State v. Trice

150 Ga. App. 588 | Ga. Ct. App. | 1979

Deen, Chief Judge.

Our Constitution (Art. VI, Sec. XI, Par. II; Code § 2-4002) provides that it shall be the duty of the district attorney to represent the state "in all cases taken up from the superior courts of his circuit to the . . . Court of Appeals.”

A special prosecutor may take part in the prosecution of a case on behalf of the state, and by inference of an appeal therefrom, "if he was subject to the direction and control of the district attorney.” Woods v. State, 240 Ga. 265 (5) (239 SE2d 786) (1977). Brown v. State, 242 Ga. 536 (250 SE2d 438) (1978) holds to the same effect, finding that in that case, as in Woods and Jackson v. State, 156 Ga. 842 (120 SE 535) (1923) the special prosecutor was under the direction and control of the state. That this is essential is emphasized in the concurrence of Justice Hill (Brown, supra, p. 539 et seq.), pointing out that the duty of a prosecutor is to seek justice, not merely to convict; that the prosecutor’s duties differ from those of the private practitioner; that reliance upon special prosecutors may well be a violation of due process, and that under Code Ann. § 24-2919 (4) and related sections we should apply the law so as to prevent a special prosecutor, even if acting under the direction and control of the district attorney, from taking charge of a criminal case in which he has a civil interest.
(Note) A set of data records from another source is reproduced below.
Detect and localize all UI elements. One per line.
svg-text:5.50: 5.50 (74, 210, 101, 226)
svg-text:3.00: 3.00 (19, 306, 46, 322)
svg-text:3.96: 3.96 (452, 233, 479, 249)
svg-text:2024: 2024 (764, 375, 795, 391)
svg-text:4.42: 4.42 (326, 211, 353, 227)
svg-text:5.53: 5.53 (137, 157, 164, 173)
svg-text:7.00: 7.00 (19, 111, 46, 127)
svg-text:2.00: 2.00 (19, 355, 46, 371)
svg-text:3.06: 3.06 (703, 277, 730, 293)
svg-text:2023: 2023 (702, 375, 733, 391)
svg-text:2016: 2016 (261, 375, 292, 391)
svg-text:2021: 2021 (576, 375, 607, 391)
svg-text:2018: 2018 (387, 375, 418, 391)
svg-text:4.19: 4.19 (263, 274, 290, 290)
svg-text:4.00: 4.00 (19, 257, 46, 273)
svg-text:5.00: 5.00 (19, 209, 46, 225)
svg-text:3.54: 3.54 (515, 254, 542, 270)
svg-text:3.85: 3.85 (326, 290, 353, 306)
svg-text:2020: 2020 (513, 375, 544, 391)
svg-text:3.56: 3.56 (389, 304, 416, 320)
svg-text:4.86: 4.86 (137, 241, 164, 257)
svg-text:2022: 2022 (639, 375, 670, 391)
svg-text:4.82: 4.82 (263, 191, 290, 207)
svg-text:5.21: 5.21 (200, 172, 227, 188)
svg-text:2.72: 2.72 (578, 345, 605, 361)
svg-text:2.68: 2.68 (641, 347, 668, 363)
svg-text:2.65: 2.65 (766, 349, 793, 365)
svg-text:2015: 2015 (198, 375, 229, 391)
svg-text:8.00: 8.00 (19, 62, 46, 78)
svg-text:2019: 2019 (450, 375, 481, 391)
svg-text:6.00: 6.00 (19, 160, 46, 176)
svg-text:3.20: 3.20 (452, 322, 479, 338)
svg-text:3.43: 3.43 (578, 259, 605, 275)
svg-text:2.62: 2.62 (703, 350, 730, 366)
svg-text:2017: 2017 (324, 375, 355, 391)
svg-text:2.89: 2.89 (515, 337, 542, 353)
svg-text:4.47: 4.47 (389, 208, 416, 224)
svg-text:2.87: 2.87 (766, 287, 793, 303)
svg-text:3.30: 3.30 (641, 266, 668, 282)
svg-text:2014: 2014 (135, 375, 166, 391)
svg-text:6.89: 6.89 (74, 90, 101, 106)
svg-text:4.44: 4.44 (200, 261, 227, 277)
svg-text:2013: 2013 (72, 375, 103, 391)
It has been called to the attention of this court that while this appeal purports to be that of the state, the district attorney had no interest and took no action in the matter, but in fact was served by the special prosecutor, acting on behalf of a prosecution witness, as any other defendant in the appeal. The superior court judge of the Flint Judicial Circuit has certified that the district attorney "refused to participate, announcing to the court that the felony indictment had been procured without his participation or approval.”

We will not consider whether the felony indictment, a plea in abatement to which forms the basis of this appeal, was legally procured or not, as that question is not before us. What is clear is that the state, through its *589authorized legal arm, did not wish to appeal and took no action in the matter. There is no provision of law allowing a private citizen to procure the services of a private practitioner to file appeals to this court in the name of the state, that being the Constitutional and statutory duty of the office of the district attorney. The appeal as presented to us is not sanctioned by the state, the named appellant, and accordingly must be dismissed.

Submitted April 3, 1979 Decided July 6, 1979. Harold E. Martin, for appellant. E. Byron Smith, District Attorney, Howard P. Wallace, for appellees.

Appeal dismissed.

Birdsong and Carley, JJ., concur. Shulman, J., not participating.